Labels: cubejammin', rare earnestness, things that are great
7 Comments:
I think my friend at Toyota has something similar for sick days - you just take them off, and if you have more than 5 in a row you need a note from a doctor. It's probably better for productivity because people don't feel as much pressure to hoard their sick days and come to work sick and infect everyone else.
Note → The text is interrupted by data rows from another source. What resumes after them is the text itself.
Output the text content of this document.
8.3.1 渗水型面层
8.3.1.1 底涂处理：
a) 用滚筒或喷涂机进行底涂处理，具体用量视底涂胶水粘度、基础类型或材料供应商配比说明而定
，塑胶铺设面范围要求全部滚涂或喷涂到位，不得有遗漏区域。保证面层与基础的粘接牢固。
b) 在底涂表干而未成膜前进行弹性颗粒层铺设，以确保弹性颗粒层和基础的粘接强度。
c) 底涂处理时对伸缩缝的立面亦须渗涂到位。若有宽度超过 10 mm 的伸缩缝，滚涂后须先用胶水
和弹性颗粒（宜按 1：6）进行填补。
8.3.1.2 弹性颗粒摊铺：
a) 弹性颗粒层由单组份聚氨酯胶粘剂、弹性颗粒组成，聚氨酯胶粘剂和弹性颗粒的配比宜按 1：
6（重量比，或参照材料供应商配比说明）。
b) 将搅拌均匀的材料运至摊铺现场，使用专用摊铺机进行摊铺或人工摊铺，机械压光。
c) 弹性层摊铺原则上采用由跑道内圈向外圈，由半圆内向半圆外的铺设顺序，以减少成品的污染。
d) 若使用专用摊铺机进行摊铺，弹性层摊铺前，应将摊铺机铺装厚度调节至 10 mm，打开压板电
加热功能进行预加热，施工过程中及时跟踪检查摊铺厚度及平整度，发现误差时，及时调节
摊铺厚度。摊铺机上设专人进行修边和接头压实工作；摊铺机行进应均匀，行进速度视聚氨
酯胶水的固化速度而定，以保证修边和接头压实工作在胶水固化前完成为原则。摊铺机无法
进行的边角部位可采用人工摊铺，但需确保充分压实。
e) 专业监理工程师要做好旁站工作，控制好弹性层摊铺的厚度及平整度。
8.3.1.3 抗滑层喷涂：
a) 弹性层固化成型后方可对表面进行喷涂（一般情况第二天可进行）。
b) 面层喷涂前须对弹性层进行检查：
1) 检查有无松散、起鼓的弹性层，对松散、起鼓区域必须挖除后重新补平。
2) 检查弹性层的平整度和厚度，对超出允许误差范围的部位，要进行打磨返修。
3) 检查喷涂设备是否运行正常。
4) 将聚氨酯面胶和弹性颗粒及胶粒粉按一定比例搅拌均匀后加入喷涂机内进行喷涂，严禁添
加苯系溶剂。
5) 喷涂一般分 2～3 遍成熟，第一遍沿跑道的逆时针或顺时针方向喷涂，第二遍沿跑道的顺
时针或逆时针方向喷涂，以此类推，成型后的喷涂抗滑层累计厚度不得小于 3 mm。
Oh hell yeah -- no way I'm wasting a sick day on being SICK, if it's part of my total PTO package. I'd have to be actually in the hospital to waste a day on that. Too bad, suckers, you're getting my germs. (God, that sounds assholical, but you know what I mean.)
This article makes me angry -- because my company is pretty much the polar opposite, which makes me very envious.
At my company, the H.R. department rules the roost. Their decisions are final, unchallenged, and not up for debate. And they are among the most obdurate, unadaptable, and unimaginative people I've ever come across.
I think the department has like 8 people (which is waaay too many for the size of our company), and I am convinced that they were all hired straight out of DMV offices across the country.
Even though I am a salaried, multi-degreed professional, responsible, ADULT person, and even though my work requires intense concentration for long blocks of time, I am Required to be In The Office from 9am to 5pm each day. Nevermind that I routinely work another 10-15 hours outside the office each week, and nevermind that 90% of my work could be performed from anywhere in the world with a telephone and a broadband connection.
So. Um. Is Netflix hiring?
3:10, as happy as I am with my job situation (very happy), don't think I didn't go straight to their site to check their job listings ... and that's without the fascist HR dept breathing down my neck.
BTW, I love you for using "obdurate." That was beautiful.
Yeah, there's this book I read called The Seven Day Weekend, and it's about this company founded in Brazil that does a much more drastic version of the Netflix thing. They have no offices or rules or anything aside from "Get your work done." They spend a lot of time and effort in the hiring process to make sure they're hiring quality, responsible adults, and they count on them to get their work done. Sort of strange to think of the idea of counting on adults to be responsible as such a revolutionary idea.
what a fabulous idea. one of these days, if i'm ever able to hire help over here in the shop, i hope i can do something similar.
oops, sorry if i did that twice. short attention span today.